By the way, the NSA facilities are unbelievably frightening. Just thought you all ought to know.
- Hi... I'll be seeking a nomination from you in 3 years, here is what I have done to earn it.
- Hi... I'll be seeking a nomination from you in 2 years, here is what I have done to earn it.
- Hi... I'll be seeking a nomination from you in 1 years, here is what I have done to earn it.
- Hi... I'll am seeking a nomination from you and here is what I have done to earn it.
Worked for me...
Also, the whole nomination process is pretty misunderstood. It is just a nomination - you still have to get an appointment (read: accepted). Each representative can pass on 10 names for each vacancy (and each rep can have five constituents at each academy at any one time). If you think about it, there are 435 representatives , 50 senators and a handful of presidential and vp nominations or about 500 nomination "sources". Since each class usually has around 1000 students (at each academy) that means that on average each nominating source only has 2 of their vacancies filled so on average they can forward 30 names to each academy each year.
"It takes considerable knowledge just to realize the extent of your own ignorance." - Thomas Sowell
Mod parent up "informative" only because there isn't "primary source" as an option. :)
The NSA: Granted, they are all powerful and perhaps evil, but at least they on OUR SIDE. I don't like wars or conflict (I think they are outdated methods of resource allocation), but if shit hits the fan, we've got people that can and will defend us.
I think that is good.
If you can read this... 01110101 01110010 00100000 01100001 00100000 01100111 01100101 01100101 01101011
Which is it? Legal limitations or NSA not affected because of 'arsenal of waivers...'? I hate summaries like this with such an overt bias against anything the NSA does. Either they were legally limited, or they had a bunch of waivers...which is it? The sad thing is that this could have been a much more effective exercise without the unnecessary complexity introduced by the 1984-inspired Kooks amongst us.
...
Also, the whole nomination process is pretty misunderstood. It is just a nomination - you still have to get an appointment (read: accepted).So what you're saying is that you didn't actually accomplish anything of note? And that your anecdote is spectacularly useless?
"You're right," Fisheye says. "I should have set it on 'whip' or 'chop.'"
As a former Marine, I have had to contend with more than one arrogant "ring knocker".
... it sure is funny when 2000 soldier's lose half their C2.

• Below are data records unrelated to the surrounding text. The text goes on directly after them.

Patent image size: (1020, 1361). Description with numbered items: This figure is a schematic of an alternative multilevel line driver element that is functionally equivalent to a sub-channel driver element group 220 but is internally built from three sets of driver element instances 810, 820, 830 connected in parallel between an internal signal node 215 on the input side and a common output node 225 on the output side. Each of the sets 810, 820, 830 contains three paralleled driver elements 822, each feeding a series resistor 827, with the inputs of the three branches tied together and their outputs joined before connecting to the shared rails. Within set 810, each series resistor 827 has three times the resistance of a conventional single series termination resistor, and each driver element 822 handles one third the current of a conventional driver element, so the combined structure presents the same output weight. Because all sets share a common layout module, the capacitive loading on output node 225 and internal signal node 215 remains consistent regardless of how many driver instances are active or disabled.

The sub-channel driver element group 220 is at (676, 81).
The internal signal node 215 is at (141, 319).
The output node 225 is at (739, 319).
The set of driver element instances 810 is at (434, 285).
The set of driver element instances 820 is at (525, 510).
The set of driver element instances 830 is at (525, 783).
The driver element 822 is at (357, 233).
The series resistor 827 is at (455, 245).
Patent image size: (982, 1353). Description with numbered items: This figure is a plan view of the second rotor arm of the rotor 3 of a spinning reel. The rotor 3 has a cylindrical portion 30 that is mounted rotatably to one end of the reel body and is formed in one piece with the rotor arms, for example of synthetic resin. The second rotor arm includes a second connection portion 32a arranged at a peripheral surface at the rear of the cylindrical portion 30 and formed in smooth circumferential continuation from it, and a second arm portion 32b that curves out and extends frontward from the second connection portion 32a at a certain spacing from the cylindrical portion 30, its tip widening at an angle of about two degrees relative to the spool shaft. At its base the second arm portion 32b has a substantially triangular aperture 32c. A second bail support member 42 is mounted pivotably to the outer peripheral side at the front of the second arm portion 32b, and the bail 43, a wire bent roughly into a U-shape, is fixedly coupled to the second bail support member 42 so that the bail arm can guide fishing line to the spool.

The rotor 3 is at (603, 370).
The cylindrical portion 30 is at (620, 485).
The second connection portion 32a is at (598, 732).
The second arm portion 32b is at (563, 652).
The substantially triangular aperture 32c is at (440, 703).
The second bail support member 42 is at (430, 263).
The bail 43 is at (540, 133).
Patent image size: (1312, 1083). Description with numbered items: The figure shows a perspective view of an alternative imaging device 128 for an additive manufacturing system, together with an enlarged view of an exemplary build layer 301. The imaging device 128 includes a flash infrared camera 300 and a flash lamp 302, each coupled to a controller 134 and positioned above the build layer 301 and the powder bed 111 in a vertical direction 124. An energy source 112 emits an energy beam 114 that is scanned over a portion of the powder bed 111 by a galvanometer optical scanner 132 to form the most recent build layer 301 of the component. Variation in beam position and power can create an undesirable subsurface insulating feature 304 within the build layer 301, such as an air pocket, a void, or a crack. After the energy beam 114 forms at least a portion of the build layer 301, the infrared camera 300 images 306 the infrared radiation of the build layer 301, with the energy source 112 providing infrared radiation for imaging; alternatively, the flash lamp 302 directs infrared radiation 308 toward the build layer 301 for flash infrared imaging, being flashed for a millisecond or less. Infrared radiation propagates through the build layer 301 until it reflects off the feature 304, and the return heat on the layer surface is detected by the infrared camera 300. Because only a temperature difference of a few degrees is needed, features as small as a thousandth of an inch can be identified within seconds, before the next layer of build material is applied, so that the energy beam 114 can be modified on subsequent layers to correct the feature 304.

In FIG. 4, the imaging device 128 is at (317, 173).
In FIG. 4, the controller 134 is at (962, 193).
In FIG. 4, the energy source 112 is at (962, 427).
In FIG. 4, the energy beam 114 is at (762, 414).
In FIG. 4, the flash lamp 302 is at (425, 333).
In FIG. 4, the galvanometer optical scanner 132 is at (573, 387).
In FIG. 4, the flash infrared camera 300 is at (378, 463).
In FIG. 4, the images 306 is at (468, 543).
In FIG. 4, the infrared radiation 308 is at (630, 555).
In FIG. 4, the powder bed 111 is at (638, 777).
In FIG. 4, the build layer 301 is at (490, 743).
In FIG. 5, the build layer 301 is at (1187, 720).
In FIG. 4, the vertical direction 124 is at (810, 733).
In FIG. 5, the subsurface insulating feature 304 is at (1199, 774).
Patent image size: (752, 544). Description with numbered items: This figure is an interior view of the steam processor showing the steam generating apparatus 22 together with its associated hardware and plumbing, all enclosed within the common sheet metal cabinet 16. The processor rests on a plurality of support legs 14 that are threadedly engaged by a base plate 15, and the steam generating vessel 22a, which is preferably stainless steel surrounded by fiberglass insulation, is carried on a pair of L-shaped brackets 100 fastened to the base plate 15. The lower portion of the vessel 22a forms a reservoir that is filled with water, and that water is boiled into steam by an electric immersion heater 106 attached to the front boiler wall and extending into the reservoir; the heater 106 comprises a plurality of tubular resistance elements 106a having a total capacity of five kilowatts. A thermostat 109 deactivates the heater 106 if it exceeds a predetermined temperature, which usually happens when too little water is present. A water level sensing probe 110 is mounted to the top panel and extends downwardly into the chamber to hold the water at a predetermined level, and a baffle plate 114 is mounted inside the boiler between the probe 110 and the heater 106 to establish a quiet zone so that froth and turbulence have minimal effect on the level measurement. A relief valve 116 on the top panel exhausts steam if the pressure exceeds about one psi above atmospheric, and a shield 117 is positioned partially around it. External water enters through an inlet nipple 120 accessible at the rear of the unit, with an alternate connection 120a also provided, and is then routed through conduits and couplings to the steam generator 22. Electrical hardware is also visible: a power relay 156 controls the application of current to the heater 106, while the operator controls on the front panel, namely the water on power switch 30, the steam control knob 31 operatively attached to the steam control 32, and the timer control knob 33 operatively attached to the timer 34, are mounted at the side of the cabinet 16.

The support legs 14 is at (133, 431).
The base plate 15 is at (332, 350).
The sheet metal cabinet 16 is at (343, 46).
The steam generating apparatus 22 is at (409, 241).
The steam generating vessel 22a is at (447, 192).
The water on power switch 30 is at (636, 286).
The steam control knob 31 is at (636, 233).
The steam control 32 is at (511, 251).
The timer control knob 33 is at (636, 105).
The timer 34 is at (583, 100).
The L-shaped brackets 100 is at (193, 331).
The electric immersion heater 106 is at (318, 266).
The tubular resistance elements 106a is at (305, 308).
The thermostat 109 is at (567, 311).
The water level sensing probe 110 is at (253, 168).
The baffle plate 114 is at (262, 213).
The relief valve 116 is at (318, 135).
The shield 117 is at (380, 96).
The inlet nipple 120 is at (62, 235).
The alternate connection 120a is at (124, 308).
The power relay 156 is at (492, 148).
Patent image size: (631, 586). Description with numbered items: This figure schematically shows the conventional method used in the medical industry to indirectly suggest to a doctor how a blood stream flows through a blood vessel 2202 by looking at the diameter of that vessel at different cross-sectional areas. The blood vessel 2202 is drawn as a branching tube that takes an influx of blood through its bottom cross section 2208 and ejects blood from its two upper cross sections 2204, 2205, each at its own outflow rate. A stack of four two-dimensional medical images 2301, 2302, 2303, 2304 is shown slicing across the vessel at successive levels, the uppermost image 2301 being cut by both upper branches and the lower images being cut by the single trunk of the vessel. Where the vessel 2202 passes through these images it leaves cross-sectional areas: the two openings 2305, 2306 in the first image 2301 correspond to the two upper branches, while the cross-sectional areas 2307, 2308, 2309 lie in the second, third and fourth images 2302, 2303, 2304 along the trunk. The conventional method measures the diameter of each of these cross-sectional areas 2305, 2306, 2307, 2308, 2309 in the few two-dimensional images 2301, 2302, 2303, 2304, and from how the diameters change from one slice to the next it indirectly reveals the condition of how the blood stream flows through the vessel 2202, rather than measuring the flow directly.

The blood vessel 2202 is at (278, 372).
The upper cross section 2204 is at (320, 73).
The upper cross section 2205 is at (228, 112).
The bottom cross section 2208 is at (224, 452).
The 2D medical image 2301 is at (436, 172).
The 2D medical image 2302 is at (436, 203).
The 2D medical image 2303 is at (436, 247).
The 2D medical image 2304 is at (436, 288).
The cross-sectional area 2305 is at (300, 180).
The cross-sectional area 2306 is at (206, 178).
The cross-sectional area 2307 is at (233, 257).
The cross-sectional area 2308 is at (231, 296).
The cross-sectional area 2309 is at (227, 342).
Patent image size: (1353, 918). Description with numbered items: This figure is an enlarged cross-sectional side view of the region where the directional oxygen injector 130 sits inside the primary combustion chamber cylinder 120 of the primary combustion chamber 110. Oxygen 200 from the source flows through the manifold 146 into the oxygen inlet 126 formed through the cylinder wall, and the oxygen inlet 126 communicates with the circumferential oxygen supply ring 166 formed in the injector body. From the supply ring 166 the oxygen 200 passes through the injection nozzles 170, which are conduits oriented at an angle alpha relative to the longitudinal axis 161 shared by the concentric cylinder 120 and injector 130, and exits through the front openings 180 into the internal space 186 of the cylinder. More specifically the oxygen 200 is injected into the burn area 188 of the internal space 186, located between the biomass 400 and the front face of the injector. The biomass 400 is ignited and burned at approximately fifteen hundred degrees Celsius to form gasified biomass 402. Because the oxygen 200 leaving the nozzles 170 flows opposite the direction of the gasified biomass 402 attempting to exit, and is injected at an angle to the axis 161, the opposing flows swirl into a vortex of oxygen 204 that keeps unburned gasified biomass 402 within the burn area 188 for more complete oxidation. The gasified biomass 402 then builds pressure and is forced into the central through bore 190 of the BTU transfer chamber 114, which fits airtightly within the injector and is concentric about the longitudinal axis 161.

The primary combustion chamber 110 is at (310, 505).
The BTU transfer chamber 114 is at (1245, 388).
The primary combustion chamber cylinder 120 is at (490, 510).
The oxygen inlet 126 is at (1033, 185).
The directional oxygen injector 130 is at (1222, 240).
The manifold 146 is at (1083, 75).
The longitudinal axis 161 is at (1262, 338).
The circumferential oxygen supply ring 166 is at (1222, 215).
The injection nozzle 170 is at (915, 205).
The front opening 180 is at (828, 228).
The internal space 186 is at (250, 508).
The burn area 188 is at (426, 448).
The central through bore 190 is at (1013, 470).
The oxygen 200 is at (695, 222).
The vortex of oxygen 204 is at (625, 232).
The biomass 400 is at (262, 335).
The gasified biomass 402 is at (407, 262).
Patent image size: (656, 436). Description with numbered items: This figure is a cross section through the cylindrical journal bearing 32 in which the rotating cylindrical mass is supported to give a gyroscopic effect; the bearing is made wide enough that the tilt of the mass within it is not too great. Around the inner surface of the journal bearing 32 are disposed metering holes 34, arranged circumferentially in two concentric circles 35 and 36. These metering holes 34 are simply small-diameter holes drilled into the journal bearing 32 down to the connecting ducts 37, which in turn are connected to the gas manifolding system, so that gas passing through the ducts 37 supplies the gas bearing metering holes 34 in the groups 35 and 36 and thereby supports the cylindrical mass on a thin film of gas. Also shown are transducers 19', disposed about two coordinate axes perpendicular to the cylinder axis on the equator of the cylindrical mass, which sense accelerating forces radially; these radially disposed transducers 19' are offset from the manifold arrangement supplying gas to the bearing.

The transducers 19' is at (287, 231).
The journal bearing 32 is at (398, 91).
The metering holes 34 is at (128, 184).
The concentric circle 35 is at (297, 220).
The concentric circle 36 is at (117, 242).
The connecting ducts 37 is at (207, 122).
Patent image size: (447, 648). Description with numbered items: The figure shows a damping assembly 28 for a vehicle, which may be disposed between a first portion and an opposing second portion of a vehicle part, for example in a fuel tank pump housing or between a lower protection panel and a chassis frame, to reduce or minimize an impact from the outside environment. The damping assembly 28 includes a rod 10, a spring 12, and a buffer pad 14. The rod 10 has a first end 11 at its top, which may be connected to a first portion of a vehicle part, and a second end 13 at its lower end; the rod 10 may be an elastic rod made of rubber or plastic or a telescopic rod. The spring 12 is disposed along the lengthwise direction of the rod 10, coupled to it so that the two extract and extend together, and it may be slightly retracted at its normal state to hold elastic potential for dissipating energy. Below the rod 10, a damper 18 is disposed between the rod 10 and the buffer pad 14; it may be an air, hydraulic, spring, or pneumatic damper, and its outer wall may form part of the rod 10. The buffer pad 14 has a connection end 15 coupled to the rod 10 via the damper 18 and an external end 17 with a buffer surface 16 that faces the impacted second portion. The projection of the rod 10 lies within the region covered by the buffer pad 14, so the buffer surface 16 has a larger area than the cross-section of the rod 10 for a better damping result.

Many of the most arrogant assholes I ever ran into in Baghdad were Marines. I especially liked how they destroyed two battalions' network links by carelessly tearing down marked cabling. Their S3 later laughed it off like it was funny
But wait, there's more. I seriously considered West Point, and talked to some folks about applying and getting an appointment. I was a finalist for the NMS at the time, so our reps basically told me "Don't worry about it, if I have to borrow a nomination and pay it back for the next ten years, you'll get one." So, they can even horse-trade them like picks at the drafts!
no.... you still have to get a nomination - my point was that it isn't as difficult as many perceive. Getting the appointment is the real challenge.
"It takes considerable knowledge just to realize the extent of your own ignorance." - Thomas Sowell
You don't know what you're talking about. I am a military academy graduate and I had absolutely zero political ties.